Aşkın Kayıp Günü
Yılların kovaladığı bir kaçan mutluluktum ben
Dokunduğum her elde bir iz vardı, geçmişten
Sonbahar tadım dillerde, damarlarda kalırdı
Ağlamaklı ses tonum acıda saklanırdı
Yağmurlu gecelerde ve soğuk akşamlarında kışın
Dolaşır kelimelerle, savrulurdu ak saçım
Rakamlar aklımdan silinir giderdi her gün
Doğduğum günden beri ölümdür benim yaşım...

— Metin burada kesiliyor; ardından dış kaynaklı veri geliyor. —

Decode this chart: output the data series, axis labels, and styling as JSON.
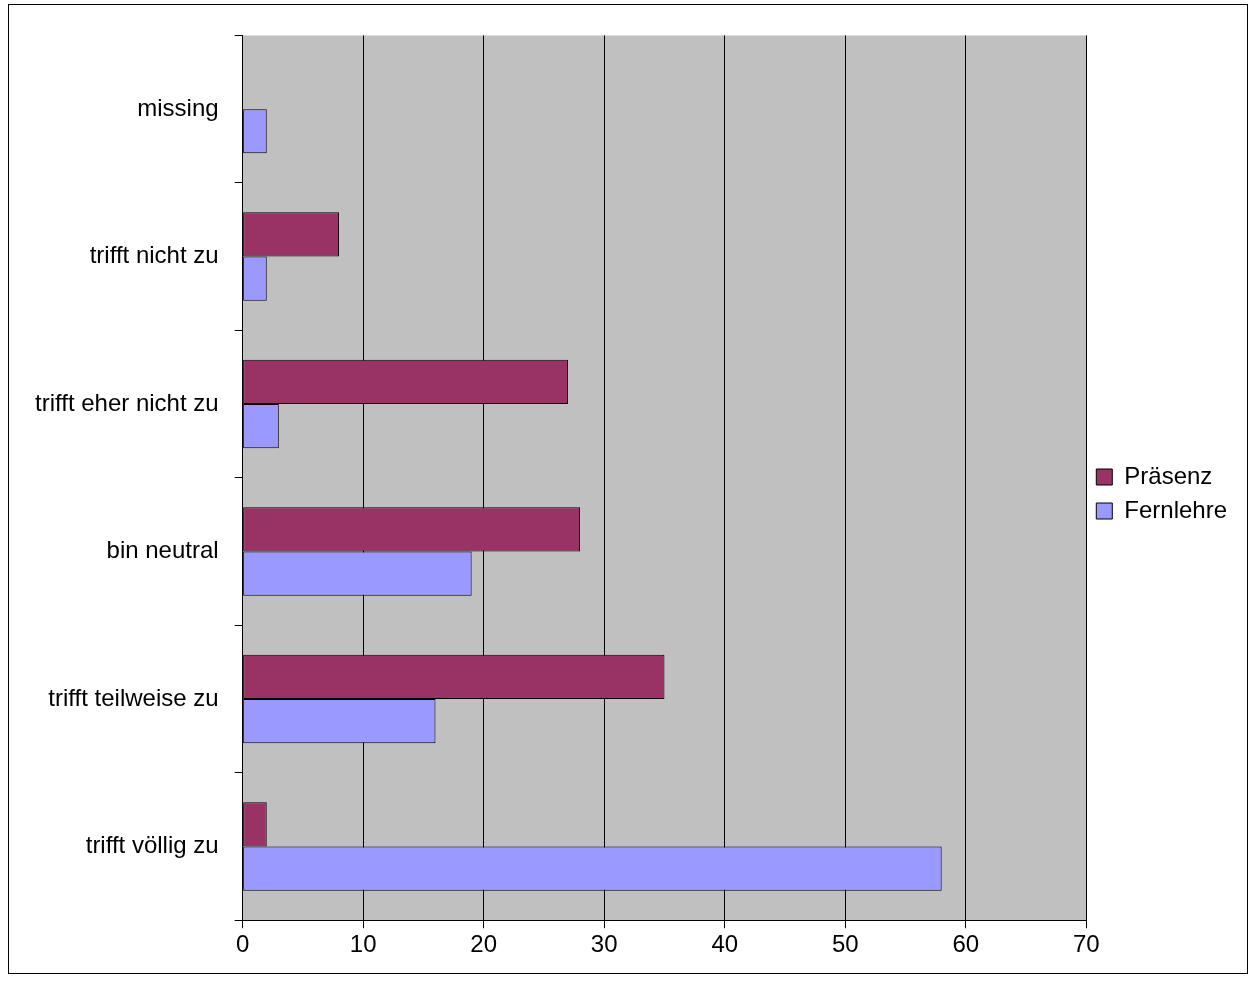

Bir gün dalgalanırken yine o şanlı, mağrur deniz
Rüzgârın ardına saklanmış eller gördüm, buz gibi
Hüznün eviydi sanki bu ağlamış soluk beniz
Gözlerindeki karanlık bulut, sanki sonsuz gibi..
Başı olmayan bir masalın mutlu sonundan gelmiş
Silmiş tüm mavileri, pembeleri kitabından
Okuyamadan hayatı ölüm sınırına ermiş
Geceyi görmüş bir günün doğmayan sabahından...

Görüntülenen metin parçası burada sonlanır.